Methods: Cross-sectional questionnaire data from 694 nurses participating in the SUrvey of Shift work, Sleep and Health (SUSSH) were collected between the first and the second wave of the COVID-19 pandemic in Norway. A total of 89.9% were female, and mean age was 44.6 years (SD = 8.6 years). Changes in the shift work schedule related to the pandemic comprised reports of more long workdays (>8 h), less days off between work periods, more night shifts, more quick returns (i.e., 11 h or less between two consecutive shifts), more day shifts, and more evening shifts compared to no change in the respective shift characteristics. Change in sleep duration, sleep quality, and turnover intention as well as demographics were also assessed. Logistic regression analyses were performed to investigate whether changes in the specific work schedules were associated with sleep duration, sleep quality, and turnover intention, controlling for sex, age, cohabitation, children living in household, percentage of full time equivalent and other changes in the work schedule.

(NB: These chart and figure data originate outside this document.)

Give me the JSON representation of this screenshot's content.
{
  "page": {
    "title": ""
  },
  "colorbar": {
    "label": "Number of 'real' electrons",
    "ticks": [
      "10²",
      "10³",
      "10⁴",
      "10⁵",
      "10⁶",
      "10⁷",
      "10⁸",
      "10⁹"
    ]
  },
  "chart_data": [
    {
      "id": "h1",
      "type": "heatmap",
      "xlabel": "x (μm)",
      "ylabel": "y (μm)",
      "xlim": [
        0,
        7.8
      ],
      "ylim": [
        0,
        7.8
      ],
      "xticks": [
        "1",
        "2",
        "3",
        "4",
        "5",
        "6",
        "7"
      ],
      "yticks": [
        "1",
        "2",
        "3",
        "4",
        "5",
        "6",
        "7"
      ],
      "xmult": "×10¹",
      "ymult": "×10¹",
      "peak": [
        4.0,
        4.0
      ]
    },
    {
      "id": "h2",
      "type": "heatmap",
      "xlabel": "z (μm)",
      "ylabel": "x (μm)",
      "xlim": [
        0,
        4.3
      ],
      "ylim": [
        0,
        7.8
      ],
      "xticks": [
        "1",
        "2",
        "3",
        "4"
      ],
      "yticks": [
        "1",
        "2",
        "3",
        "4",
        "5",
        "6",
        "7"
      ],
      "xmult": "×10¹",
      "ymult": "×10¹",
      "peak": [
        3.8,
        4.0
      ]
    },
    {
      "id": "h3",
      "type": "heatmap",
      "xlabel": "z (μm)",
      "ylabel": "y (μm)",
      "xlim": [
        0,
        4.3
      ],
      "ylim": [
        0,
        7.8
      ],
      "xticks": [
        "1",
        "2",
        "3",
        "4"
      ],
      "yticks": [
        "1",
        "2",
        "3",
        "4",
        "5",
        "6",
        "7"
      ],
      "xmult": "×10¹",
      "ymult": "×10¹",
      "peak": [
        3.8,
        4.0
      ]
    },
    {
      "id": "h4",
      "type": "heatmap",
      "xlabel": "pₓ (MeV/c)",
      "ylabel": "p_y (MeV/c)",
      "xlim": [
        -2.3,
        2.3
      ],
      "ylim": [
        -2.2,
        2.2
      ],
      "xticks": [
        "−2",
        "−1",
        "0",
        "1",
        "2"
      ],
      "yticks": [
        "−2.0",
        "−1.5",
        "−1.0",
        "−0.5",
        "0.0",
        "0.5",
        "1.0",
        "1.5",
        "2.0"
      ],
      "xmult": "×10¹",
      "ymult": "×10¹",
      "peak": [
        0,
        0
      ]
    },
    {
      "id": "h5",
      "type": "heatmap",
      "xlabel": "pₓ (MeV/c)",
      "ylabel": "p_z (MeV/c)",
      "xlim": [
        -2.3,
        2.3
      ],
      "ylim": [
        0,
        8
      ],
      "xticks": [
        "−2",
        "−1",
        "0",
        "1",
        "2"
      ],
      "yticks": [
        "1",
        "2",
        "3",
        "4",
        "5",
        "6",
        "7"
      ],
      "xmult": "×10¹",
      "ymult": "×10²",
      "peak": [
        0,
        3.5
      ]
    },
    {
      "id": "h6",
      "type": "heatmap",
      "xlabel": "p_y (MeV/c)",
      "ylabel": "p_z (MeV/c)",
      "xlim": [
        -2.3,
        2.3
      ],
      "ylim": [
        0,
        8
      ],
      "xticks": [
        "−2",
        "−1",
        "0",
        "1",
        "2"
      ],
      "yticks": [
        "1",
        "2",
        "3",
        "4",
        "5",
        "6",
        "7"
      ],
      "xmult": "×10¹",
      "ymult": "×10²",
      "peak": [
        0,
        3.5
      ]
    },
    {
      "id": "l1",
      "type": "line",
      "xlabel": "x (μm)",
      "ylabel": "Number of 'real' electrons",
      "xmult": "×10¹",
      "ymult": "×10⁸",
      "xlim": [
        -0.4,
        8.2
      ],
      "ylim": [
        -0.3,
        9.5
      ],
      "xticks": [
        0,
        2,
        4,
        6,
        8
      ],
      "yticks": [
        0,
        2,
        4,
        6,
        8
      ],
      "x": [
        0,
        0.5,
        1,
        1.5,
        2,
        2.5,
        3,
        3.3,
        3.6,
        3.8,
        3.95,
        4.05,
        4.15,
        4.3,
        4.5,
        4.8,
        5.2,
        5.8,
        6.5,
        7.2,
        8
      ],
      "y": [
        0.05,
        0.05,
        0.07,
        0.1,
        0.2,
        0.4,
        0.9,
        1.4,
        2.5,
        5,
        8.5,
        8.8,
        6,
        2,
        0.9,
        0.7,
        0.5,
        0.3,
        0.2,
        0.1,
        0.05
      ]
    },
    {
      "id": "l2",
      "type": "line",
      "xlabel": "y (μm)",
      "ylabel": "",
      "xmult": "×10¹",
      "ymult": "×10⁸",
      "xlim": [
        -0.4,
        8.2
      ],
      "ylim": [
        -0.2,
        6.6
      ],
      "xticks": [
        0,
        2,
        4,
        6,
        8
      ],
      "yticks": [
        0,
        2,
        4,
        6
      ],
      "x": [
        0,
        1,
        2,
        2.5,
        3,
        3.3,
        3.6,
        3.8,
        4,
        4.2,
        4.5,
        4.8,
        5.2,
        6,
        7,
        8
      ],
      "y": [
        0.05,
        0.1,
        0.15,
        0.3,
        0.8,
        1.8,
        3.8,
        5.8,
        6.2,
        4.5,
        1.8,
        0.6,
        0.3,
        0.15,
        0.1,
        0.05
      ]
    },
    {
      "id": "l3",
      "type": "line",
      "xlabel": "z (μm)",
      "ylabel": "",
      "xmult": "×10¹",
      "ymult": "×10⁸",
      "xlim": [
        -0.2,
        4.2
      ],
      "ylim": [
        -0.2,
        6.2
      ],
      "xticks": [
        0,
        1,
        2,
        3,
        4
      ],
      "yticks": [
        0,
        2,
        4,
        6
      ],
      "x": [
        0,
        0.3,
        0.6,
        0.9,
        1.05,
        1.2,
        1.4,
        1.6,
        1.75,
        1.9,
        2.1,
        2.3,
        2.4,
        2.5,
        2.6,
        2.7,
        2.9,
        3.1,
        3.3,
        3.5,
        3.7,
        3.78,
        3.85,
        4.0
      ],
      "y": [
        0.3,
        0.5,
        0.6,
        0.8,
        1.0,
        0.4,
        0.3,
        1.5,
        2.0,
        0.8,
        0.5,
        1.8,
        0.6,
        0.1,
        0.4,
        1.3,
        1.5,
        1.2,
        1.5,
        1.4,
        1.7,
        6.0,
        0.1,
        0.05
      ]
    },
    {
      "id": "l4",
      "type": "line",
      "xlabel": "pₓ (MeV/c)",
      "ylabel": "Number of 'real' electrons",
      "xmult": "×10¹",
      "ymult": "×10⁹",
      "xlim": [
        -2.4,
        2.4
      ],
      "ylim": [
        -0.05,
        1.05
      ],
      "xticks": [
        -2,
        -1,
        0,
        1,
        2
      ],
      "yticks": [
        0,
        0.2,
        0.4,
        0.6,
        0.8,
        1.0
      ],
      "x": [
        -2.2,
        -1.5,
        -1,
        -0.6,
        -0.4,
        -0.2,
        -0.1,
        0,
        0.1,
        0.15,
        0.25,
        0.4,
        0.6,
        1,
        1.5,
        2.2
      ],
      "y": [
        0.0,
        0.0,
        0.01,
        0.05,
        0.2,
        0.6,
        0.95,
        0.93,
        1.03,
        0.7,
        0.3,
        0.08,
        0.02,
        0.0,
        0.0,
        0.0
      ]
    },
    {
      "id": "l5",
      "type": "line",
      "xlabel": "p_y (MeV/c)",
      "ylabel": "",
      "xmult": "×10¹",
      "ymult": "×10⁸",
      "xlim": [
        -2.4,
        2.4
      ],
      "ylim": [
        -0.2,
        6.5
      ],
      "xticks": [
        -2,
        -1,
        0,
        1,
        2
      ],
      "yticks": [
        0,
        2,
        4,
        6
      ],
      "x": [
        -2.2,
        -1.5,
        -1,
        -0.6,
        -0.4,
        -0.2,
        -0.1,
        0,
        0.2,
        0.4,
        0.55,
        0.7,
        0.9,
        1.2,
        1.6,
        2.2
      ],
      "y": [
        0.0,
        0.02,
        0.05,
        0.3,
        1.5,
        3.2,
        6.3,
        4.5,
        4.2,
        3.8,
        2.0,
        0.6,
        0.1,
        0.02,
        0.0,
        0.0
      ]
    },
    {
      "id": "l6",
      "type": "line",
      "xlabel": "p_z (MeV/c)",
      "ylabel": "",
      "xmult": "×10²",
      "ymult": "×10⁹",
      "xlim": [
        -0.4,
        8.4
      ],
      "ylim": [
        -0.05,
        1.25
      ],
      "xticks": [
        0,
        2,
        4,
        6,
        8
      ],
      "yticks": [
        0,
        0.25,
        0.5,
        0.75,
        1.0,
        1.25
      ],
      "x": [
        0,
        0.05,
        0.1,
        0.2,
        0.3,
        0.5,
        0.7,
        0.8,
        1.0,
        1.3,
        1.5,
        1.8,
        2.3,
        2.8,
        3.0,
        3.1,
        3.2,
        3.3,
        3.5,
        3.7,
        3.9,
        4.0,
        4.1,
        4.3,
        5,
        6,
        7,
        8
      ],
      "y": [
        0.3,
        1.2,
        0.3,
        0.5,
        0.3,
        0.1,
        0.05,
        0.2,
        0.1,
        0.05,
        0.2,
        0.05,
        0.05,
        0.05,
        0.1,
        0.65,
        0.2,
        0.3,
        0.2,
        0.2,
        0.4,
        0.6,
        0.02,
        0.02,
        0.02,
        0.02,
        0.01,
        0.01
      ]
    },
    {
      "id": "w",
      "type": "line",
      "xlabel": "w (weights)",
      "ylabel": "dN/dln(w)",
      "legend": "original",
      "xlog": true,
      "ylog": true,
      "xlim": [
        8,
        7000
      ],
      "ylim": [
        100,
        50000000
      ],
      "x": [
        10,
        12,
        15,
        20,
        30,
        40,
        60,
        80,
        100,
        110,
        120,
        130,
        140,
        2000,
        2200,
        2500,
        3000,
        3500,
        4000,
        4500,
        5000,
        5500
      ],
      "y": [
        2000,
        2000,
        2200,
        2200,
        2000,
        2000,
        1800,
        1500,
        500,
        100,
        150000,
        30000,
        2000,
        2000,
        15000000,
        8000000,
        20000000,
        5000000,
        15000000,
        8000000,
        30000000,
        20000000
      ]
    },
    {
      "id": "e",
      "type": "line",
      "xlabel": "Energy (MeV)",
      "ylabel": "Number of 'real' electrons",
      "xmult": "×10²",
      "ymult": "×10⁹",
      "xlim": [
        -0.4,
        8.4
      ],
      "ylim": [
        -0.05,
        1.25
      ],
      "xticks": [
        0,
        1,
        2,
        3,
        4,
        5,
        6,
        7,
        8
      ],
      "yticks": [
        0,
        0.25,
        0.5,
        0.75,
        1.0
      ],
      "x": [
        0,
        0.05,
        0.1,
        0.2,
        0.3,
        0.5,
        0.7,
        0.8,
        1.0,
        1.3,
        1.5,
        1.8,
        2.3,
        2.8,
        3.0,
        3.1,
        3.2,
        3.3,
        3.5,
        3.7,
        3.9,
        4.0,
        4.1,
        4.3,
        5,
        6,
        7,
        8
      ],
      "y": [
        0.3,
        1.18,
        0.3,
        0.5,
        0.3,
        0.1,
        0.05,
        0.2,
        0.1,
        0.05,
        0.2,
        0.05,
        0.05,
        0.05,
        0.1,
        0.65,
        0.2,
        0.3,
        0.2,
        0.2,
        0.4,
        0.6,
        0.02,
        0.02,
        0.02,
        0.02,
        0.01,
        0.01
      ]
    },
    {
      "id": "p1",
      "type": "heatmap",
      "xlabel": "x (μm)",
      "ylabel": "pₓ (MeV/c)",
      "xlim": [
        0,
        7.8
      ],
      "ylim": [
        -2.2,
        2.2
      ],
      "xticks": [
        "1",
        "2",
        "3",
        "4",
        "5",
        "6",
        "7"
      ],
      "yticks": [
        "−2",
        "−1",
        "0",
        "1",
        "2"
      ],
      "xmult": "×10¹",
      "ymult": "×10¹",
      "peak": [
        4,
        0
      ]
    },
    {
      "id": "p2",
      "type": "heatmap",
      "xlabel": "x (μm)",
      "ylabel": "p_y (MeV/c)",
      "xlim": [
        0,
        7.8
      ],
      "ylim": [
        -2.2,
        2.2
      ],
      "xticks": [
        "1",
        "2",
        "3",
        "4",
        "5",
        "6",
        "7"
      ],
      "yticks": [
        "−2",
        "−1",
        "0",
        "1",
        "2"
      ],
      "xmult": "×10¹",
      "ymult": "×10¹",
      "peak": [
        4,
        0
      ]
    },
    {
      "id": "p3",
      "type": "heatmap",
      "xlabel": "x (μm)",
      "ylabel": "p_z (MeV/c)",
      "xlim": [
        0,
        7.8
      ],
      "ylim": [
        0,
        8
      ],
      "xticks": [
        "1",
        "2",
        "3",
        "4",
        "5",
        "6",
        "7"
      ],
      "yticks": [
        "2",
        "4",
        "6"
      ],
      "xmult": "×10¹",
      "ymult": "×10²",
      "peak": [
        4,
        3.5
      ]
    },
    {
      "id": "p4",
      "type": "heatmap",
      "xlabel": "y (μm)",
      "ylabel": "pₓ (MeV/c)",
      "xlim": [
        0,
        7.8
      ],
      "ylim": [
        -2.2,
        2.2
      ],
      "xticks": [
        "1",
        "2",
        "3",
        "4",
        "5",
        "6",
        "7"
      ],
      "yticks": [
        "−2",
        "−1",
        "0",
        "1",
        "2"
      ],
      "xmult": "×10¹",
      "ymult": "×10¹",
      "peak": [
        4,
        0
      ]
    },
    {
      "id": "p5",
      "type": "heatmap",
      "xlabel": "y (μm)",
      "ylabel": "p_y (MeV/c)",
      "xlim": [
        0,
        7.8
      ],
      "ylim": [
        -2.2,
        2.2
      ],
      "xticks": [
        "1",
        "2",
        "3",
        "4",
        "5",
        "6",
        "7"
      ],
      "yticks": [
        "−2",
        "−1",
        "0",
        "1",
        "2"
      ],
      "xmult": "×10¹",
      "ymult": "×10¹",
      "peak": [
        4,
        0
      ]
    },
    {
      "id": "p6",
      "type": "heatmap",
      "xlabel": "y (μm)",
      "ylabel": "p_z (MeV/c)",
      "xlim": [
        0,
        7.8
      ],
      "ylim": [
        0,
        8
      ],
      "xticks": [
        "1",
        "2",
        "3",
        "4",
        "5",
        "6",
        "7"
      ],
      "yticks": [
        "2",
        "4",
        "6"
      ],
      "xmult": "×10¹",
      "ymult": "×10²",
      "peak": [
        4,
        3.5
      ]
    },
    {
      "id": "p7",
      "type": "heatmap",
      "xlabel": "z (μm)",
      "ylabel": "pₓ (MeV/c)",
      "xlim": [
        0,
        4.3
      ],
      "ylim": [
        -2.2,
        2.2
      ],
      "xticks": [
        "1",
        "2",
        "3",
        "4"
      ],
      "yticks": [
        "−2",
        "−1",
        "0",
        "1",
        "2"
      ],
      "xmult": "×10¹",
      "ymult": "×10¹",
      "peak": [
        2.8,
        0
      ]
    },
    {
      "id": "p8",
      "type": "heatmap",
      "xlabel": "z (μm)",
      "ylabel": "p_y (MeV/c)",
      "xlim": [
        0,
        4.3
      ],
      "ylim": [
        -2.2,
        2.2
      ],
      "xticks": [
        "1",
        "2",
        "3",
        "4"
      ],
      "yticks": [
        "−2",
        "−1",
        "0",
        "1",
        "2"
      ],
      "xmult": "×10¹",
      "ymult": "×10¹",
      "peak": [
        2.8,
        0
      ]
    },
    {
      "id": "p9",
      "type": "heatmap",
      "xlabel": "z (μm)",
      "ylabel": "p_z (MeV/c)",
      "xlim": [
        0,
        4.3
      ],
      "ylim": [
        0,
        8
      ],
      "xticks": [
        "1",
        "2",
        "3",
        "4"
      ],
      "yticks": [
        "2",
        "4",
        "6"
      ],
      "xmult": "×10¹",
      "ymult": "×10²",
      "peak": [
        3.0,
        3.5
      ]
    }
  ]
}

Results: A total of 17% reported experiencing one or more changes in their work schedule during the pandemic. Experiencing any change in the work schedule predicted worse sleep quality (OR = 2.68, p < 0.001), reduced sleep duration (OR = 4.56, p < 0.001), and higher turnover intention (OR = 1.96, p = 0.006) compared to experiencing no change in work schedule. Among the specific changes in work schedules, experiencing an increase in quick returns had the highest odds ratio for worse sleep quality (OR = 10.34, p = 0.007) and higher turnover intention (OR = 8.49, p = 0.014) compared to those who reported no change in quick returns. Nurses experiencing an increase in long workdays were more likely to report higher turnover intention (OR = 4.37, p = 0.003) compared to those experiencing no change in long workdays.
Conclusions: Change in work schedule related to the pandemic was associated with worse sleep quality, reduced sleep duration, and higher turnover intention. Increase in quick returns emerged as especially problematic in terms of sleep quality and turnover intention, along with long workdays, which were associated with higher turnover intention.